Converting Sets to Maps

You may have found a Map<K, V> in some third-party library that provides some cool functionality, but unfortunately that library provides no equivalent Set<E> with the same capabilities. You can use the newSetFromMap(Map<E, Boolean>) method, which will instantiate a new set for you, backed by the map you provide! The only requrement is that you provide a Map<K, Boolean>—that is, your map must use Boolean values.

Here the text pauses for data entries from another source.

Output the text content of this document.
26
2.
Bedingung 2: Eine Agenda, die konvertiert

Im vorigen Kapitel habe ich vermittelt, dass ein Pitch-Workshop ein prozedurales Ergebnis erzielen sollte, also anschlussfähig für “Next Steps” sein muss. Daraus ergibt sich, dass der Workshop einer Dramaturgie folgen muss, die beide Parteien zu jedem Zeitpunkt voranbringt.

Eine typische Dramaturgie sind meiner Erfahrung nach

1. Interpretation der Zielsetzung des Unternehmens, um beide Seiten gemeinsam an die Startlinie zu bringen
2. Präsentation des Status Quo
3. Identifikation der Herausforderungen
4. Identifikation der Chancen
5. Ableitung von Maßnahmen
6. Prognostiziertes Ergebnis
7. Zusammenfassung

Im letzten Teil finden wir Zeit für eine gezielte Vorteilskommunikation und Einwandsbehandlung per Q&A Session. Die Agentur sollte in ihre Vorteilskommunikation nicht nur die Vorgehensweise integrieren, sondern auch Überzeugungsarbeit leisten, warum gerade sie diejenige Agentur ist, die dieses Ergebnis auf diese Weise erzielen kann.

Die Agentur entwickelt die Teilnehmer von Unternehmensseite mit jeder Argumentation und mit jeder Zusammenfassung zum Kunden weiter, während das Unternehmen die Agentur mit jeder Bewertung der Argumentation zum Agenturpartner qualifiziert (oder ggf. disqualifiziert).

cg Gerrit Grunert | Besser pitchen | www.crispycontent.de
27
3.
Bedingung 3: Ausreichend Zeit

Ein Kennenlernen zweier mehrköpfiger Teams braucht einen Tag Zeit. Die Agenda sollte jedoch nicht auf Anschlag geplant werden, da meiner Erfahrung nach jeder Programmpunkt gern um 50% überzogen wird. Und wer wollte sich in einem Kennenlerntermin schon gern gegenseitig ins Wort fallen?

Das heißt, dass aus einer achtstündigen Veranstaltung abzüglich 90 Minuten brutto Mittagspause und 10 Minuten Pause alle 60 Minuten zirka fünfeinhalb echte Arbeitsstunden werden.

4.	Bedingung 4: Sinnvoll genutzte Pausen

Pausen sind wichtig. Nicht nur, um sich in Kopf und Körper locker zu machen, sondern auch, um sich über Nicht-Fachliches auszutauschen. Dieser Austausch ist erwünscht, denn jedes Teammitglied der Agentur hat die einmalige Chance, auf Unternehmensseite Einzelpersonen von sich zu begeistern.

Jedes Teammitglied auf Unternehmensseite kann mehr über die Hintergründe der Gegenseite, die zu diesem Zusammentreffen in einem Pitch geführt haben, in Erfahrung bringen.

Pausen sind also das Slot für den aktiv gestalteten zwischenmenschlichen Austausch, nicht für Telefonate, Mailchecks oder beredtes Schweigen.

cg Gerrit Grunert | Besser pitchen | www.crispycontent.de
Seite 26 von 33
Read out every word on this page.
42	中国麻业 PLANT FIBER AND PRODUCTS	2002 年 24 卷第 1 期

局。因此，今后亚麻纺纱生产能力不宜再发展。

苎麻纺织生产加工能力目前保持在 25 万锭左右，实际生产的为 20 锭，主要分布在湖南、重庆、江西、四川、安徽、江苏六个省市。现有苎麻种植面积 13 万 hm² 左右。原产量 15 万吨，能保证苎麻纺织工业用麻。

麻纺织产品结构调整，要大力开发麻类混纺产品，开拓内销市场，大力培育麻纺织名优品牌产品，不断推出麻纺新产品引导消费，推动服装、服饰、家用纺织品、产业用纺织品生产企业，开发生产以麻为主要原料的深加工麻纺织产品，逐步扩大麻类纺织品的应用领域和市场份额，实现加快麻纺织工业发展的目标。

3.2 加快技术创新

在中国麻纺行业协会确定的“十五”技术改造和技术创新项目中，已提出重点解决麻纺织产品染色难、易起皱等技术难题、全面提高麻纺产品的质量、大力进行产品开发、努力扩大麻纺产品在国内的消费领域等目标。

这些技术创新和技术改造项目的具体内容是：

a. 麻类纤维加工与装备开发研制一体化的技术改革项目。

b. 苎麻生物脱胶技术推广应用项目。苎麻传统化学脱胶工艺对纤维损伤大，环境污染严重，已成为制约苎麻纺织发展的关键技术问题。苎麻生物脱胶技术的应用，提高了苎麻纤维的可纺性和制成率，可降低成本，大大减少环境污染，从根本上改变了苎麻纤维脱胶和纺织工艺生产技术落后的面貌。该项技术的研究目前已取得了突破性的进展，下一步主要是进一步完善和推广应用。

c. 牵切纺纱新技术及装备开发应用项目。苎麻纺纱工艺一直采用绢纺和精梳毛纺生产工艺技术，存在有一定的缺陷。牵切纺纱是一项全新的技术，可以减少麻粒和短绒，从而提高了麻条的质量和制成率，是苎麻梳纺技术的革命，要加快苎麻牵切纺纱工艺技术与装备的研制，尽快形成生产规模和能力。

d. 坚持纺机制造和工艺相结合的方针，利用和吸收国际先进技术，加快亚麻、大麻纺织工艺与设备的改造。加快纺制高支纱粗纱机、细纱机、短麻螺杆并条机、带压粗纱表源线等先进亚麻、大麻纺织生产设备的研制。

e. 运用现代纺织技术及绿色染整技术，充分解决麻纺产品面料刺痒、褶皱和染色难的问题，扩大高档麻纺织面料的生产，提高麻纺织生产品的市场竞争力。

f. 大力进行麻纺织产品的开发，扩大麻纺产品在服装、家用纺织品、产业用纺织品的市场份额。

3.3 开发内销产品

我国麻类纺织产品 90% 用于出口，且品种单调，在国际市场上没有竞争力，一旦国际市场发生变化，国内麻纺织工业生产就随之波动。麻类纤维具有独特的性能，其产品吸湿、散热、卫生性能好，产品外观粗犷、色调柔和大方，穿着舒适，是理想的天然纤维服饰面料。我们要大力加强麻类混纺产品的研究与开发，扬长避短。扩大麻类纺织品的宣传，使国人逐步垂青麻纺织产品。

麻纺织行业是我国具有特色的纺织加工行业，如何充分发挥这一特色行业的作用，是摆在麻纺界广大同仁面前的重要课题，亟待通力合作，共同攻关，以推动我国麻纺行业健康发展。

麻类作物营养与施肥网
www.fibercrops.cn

Java is able to create a Set<E> from a Map<K, Boolean> by considering a set to be a mapping of any object to Boolean.TRUE—indicating that the element is contained in the set.

The following example shows how we could make the equivalent of a HashSet<E> (if that class didn't exist) by converting a HashMap<K, Boolean> to a Set<E> using newSetFromMap(Map<E, Boolean>).

Converting a set to a map.
final Map<String, Boolean> map = new HashMap<String, Boolean>();
final Set<String> setFromMap = java.util.Collections.newSetFromMap(map);



In the Real World

Self Evaluation


Convert your booker project to use Java maps rather than your hash table implementations from your datastruct project.